The Student News Site of St. Joseph's University

The Hawk News

The Student News Site of St. Joseph's University

The Hawk News

“Lady Bird” was robbed

Lady+Bird+was+robbed

Although “The Shape of Water” won Best Picture at the Academy Awards on March 4, “Lady Bird,” to myself and many others, was the true Best Picture this year. While there were certainly more conceptual movies or movies that were more dramatic or more historical, none matched the quiet power that “Lady Bird” provided. So rarely are stories by women and about women presented on our movie screens, and Lady Bird was a perfect example of the need for those stories.

Written and directed by Greta Gerwig, “Lady Bird” tells the story of Christine “Lady Bird” McPherson’s senior year of high school in Sacramento, California as she struggles with many aspects of her life: the school play, college applications, her love life and most importantly her relationship with her mother. Seeing Lady Bird mature in front of your eyes, watching her as she realizes important things about herself and her life is one of the many innate joys of the movie.

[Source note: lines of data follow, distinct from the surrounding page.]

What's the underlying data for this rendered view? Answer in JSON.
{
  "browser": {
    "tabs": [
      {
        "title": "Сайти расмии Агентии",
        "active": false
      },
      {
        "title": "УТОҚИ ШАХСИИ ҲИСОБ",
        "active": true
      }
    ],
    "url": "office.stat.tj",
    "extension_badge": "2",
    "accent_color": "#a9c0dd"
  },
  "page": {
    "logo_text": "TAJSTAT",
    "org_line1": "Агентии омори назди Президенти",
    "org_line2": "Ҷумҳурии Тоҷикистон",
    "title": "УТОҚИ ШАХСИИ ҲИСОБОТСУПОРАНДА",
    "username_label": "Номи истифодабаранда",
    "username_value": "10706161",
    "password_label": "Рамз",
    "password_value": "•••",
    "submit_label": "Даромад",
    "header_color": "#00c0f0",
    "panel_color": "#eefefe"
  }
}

Lady Bird’s family struggles economically, and she is unsure of how she will afford college. This is complicated by the fact that she doesn’t want to stay in Sacramento, where she grew up, and would rather attend school on the East Coast, far away from in-state tuition.

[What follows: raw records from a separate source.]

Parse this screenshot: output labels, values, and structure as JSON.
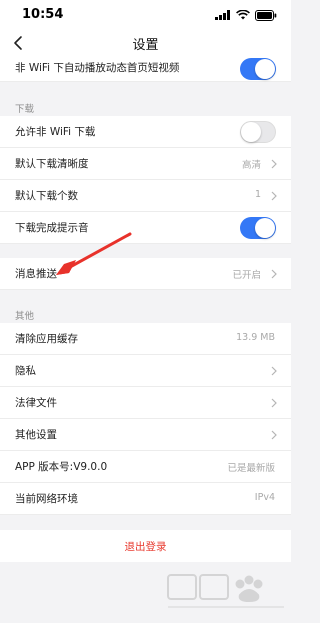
{
  "status_bar": {
    "time": "10:54"
  },
  "nav": {
    "title": "设置"
  },
  "top_row": {
    "label": "非 WiFi 下自动播放动态首页短视频",
    "toggle": "on"
  },
  "download": {
    "header": "下载",
    "items": [
      {
        "label": "允许非 WiFi 下载",
        "toggle": "off"
      },
      {
        "label": "默认下载清晰度",
        "value": "高清"
      },
      {
        "label": "默认下载个数",
        "value": "1"
      },
      {
        "label": "下载完成提示音",
        "toggle": "on"
      }
    ]
  },
  "push": {
    "label": "消息推送",
    "value": "已开启"
  },
  "other": {
    "header": "其他",
    "items": [
      {
        "label": "清除应用缓存",
        "value": "13.9 MB"
      },
      {
        "label": "隐私"
      },
      {
        "label": "法律文件"
      },
      {
        "label": "其他设置"
      },
      {
        "label": "APP 版本号:V9.0.0",
        "value": "已是最新版"
      },
      {
        "label": "当前网络环境",
        "value": "IPv4"
      }
    ]
  },
  "logout": {
    "label": "退出登录"
  },
  "colors": {
    "accent": "#3478f6",
    "danger": "#e8392e",
    "annotation": "#e8322b"
  },
  "icons": [
    "signal-icon",
    "wifi-icon",
    "battery-icon",
    "back-chevron-icon",
    "chevron-right-icon",
    "annotation-arrow",
    "baidu-watermark"
  ]
}
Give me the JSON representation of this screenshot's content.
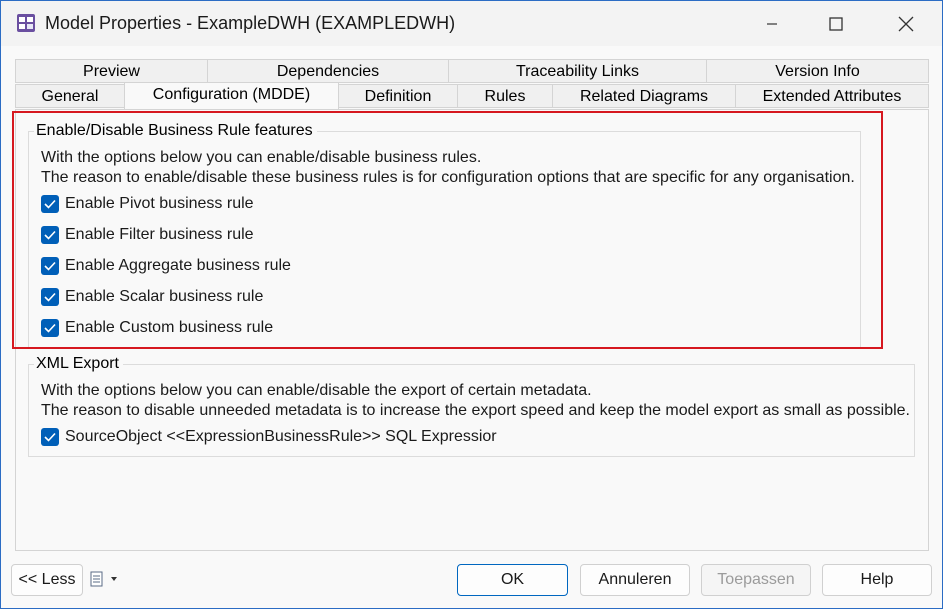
{
  "window": {
    "title": "Model Properties - ExampleDWH (EXAMPLEDWH)"
  },
  "tabs": {
    "row1": [
      {
        "label": "Preview"
      },
      {
        "label": "Dependencies"
      },
      {
        "label": "Traceability Links"
      },
      {
        "label": "Version Info"
      }
    ],
    "row2": [
      {
        "label": "General"
      },
      {
        "label": "Configuration (MDDE)",
        "active": true
      },
      {
        "label": "Definition"
      },
      {
        "label": "Rules"
      },
      {
        "label": "Related Diagrams"
      },
      {
        "label": "Extended Attributes"
      }
    ]
  },
  "business_rules": {
    "title": "Enable/Disable Business Rule features",
    "desc1": "With the options below you can enable/disable business rules.",
    "desc2": "The reason to enable/disable these business rules is for configuration options that are specific for any organisation.",
    "options": [
      {
        "label": "Enable Pivot business rule",
        "checked": true
      },
      {
        "label": "Enable Filter business rule",
        "checked": true
      },
      {
        "label": "Enable Aggregate business rule",
        "checked": true
      },
      {
        "label": "Enable Scalar business rule",
        "checked": true
      },
      {
        "label": "Enable Custom business rule",
        "checked": true
      }
    ]
  },
  "xml_export": {
    "title": "XML Export",
    "desc1": "With the options below you can enable/disable the export of certain metadata.",
    "desc2": "The reason to disable unneeded metadata is to increase the export speed and keep the model export as small as possible.",
    "options": [
      {
        "label": "SourceObject <<ExpressionBusinessRule>> SQL Expressior",
        "checked": true
      }
    ]
  },
  "footer": {
    "less_label": "<< Less",
    "menu_icon": "document-list-icon",
    "ok_label": "OK",
    "cancel_label": "Annuleren",
    "apply_label": "Toepassen",
    "help_label": "Help"
  },
  "colors": {
    "accent": "#005fb8",
    "highlight": "#d6181f",
    "window_border": "#2b6cc4"
  }
}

The scenes where Lady Bird stresses about affording school while also wanting to leave hit home. I would not be at St. Joe’s without a very generous scholarship, and I desperately wanted to leave the Midwest. I cannot remember the last time I saw a character in a relatively light-hearted movie openly think about not being able to afford college, which is a reality for many high school students in this country.

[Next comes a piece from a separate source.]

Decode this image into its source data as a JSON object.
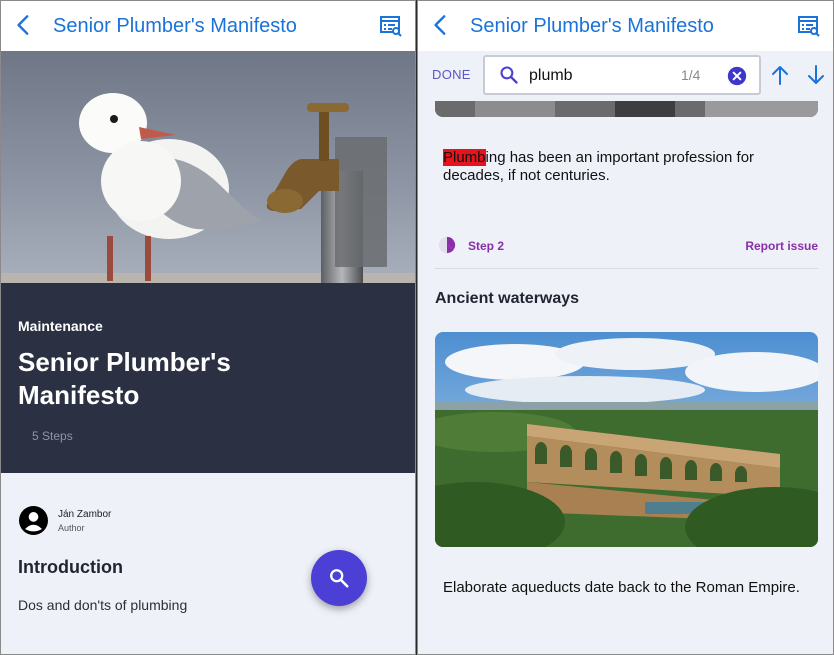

The film’s focus on women and female relationships that many movies so often ignore is equally important. The main relationships in this movie are between Lady Bird and her mother Marion, and Lady Bird and her best friend Julie.

Without spoiling too much of the plot, the final scene, where Lady Bird addresses her mom and apologizes, was one of the most impactful few minutes of cinema that I have ever witnessed.

I saw “Lady Bird” with my mother and it was an emotional experience for both of us, resonating on a level that no movie nominated for Best Picture did. We both cried in the movie theater, and it was a beautiful bonding experience that I will cherish for the rest of my life.

While other movies this year had bigger budgets and more action sequences, none grabbed me as much as Lady Bird. It was introspective, relatable to a painful degree, and overall the movie was just honest, human, and good. Lady Bird’s ability to resonate with everyone from my mom to me, her son, shows how powerful it can be to tell stories that aren’t told so often.

“Lady Bird” was a treat to experience because it depicted a life that people live, with characters we know and dialogue we might actually speak ourselves. Especially for women who saw “Lady Bird,” this movie spoke to the intricacies of their lives that don’t often appear in films. It might not have won Best Picture on March 4, but I know for a fact that “Lady Bird” will be remembered far beyond the 90th Academy Awards.